L’ICA et la Maison de la Culture ont sorti le DVD « Tabu » de Friedrich W. Murnau en 2007. Une édition qui présentait pour la première fois le film en Reo Tahiti, avec les sous-titrages en français et en anglais. Mais c’est au terme de plusieurs années de négociation que les Etablissements sont parvenus à obtenir des droits d’édition de ce film audacieux !
Murnau vs Flaherty
« Tabu » (1931) est le fruit d’une collaboration entre le documentariste Robert Flaherty et le metteur en scène Friedrich W. Murnau. Leurs conceptions étaient diamétralement opposées. Robert Flaherty avait écrit un scénario à la gloire de la vie traditionnelle, tout en dénonçant la corruption apportée par la civilisation. Murnau, lui, voulait se servir de la beauté de l’île et des indigènes comme d’un décor exotique pour raconter une histoire romanesque. Murnau, qui était aussi le producteur du film, imposa son point de vue et Flaherty refusa d’être crédité comme réalisateur. « J’avais l’intuition que les tabous de ces îles pourraient constituer le thème de mon histoire. Un tabu n’est autre que ce que le mot tabou signifie : une interdiction jetée non point par les hommes, mais par quelque pouvoir divin. Autour de cette idée nous avions tressé avec Robert J. Flaherty une intrigue aussi simple que possible. »*
[singlepic id=130 w=320 h=240 mode=web20 float=left]Trois ans de négociation
Il aura fallu à l’ICA plus de 3 ans pour obtenir les droits d’édition du film. L’aventure commence en 2003, lorsqu’Eric Bourgeois, directeur de l’ICA, achète sur Internet la version américaine du film en DVD. Mais pour acquérir les droits de ce film en Polynésie française, il faut contacter les ayant droits. Après de nombreuses péripéties, l’ICA finit par obtenir l’adresse d’Eva Diekmann et Ursula Plumpe, les nièces du réalisateur producteur, à qui il demande les droits d’exploitation DVD de l’œuvre de leur grand oncle. Pas de réponse. Quelques semaines passent et l’ICA reçoit une lettre de Eva Diekmann postée de Esslingen-Zell en Allemagne. Elle écrit d’une main tremblante de prendre contact avec son avoué, Wolfgang Moehlenbrink. Ce dernier s’occupe de la succession de Murnau.

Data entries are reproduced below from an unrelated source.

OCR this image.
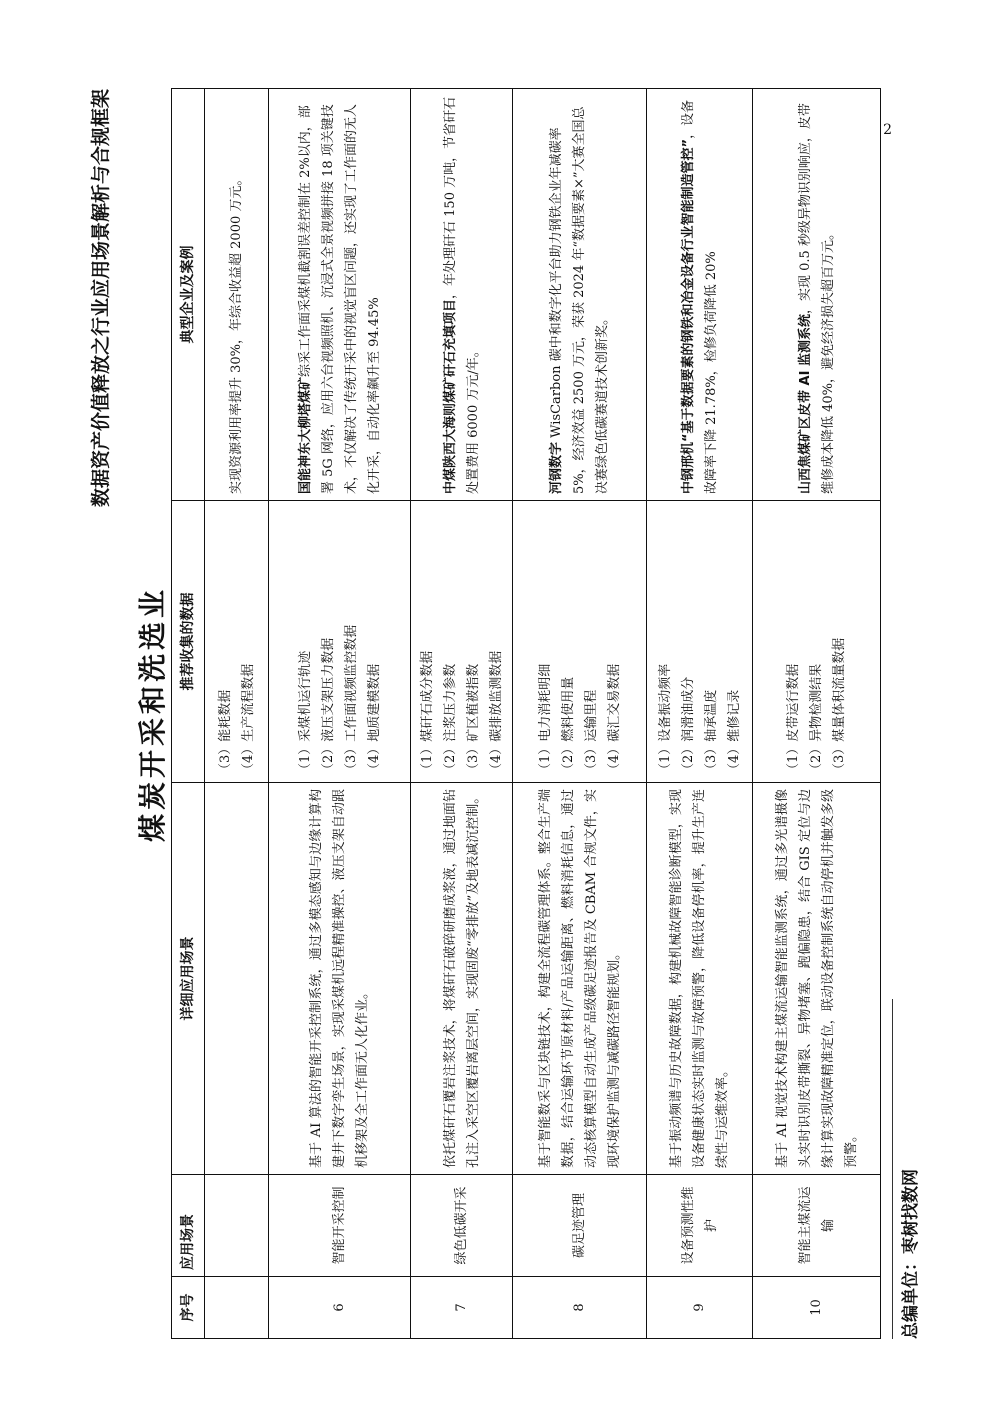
2
数据资产价值释放之行业应用场景解析与合规框架
煤炭开采和洗选业
序号	应用场景	详细应用场景	推荐收集的数据	典型企业及案例

			（3）能耗数据 （4）生产流程数据	实现资源利用率提升 30%，年综合收益超 2000 万元。
6	智能开采控制	基于 AI 算法的智能开采控制系统，通过多模态感知与边缘计算构建井下数字孪生场景，实现采煤机远程精准操控、液压支架自动跟机移架及全工作面无人化作业。	（1）采煤机运行轨迹 （2）液压支架压力数据 （3）工作面视频监控数据 （4）地质建模数据	国能神东大柳塔煤矿综采工作面采煤机截割误差控制在 2%以内，部署 5G 网络，应用六台视频照机、沉浸式全景视频拼接 18 项关键技术，不仅解决了传统开采中的视觉盲区问题，还实现了工作面的无人化开采，自动化率飙升至 94.45%
7	绿色低碳开采	依托煤矸石覆岩注浆技术，将煤矸石破碎研磨成浆液，通过地面钻孔注入采空区覆岩离层空间，实现固废“零排放”及地表减沉控制。	（1）煤矸石成分数据 （2）注浆压力参数 （3）矿区植被指数 （4）碳排放监测数据	中煤陕西大海则煤矿矸石充填项目，年处理矸石 150 万吨，节省矸石处置费用 6000 万元/年。
8	碳足迹管理	基于智能数采与区块链技术，构建全流程碳管理体系。整合生产端数据，结合运输环节原材料/产品运输距离、燃料消耗信息，通过动态核算模型自动生成产品级碳足迹报告及 CBAM 合规文件，实现环境保护监测与减碳路径智能规划。	（1）电力消耗明细 （2）燃料使用量 （3）运输里程 （4）碳汇交易数据	河钢数字 WisCarbon 碳中和数字化平台助力钢铁企业年减碳率 5%，经济效益 2500 万元，荣获 2024 年“数据要素×”大赛全国总决赛绿色低碳赛道技术创新奖。
9	设备预测性维护	基于振动频谱与历史故障数据，构建机械故障智能诊断模型，实现设备健康状态实时监测与故障预警，降低设备停机率，提升生产连续性与运维效率。	（1）设备振动频率 （2）润滑油成分 （3）轴承温度 （4）维修记录	中钢邢机“基于数据要素的钢铁和冶金设备行业智能制造管控”，设备故障率下降 21.78%，检修负荷降低 20%
10	智能主煤流运输	基于 AI 视觉技术构建主煤流运输智能监测系统，通过多光谱摄像头实时识别皮带撕裂、异物堵塞、跑偏隐患，结合 GIS 定位与边缘计算实现故障精准定位，联动设备控制系统自动停机并触发多级预警。	（1）皮带运行数据 （2）异物检测结果 （3）煤量体积流量数据	山西焦煤矿区皮带 AI 监测系统，实现 0.5 秒级异物识别响应，皮带维修成本降低 40%，避免经济损失超百万元。
总编单位：枣树找数网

Dès lors, l’ICA pense avoir trouvé le bon interlocuteur, mais non : tous les films de Murnau sont bloqués ! Afin de protéger ce patrimoine, les descendants du réalisateur allemand ont décidé de créer la Fondation F.W. Murnau à Munich. Celle-ci fait appel à un distributeur qui gère les droits audiovisuels des œuvres cinématographiques. Il faut encore attendre presqu’une année. Enfin, la fondation donne son accord à l’ICA et les premiers contacts sont pris avec Transit Films, qui cède à l’Etablissement pour 5 ans les droits d’édition DVD du film !
* F.W. Murnau, « L’étoile du Sud », La revue du cinéma N°23 Juin 1931.
Le film : une histoire d’amour
L’île de Bora-Bora, aux Iles Sous-le-Vent, est un peu le paradis sur terre. La nature y est généreuse et ses habitants y vivent heureux et insouciants. Reri et Matahi s’aiment. Un jour, le vieux Hitu apporte un message : Reri a été choisie par le chef de Fanuma pour devenir la nouvelle vierge sacrée. Dès lors, Reri est tabu. « Aucune loi des dieux n’est plus sacrée que celle qui protège l’élue. Aucun homme ne peut la toucher ou la désirer du regard pour son honneur et celui de son peuple ». Alors que le village se réjouit de cet honneur, les amants sont désespérés. Matahi et Reri décident alors de s’enfuir…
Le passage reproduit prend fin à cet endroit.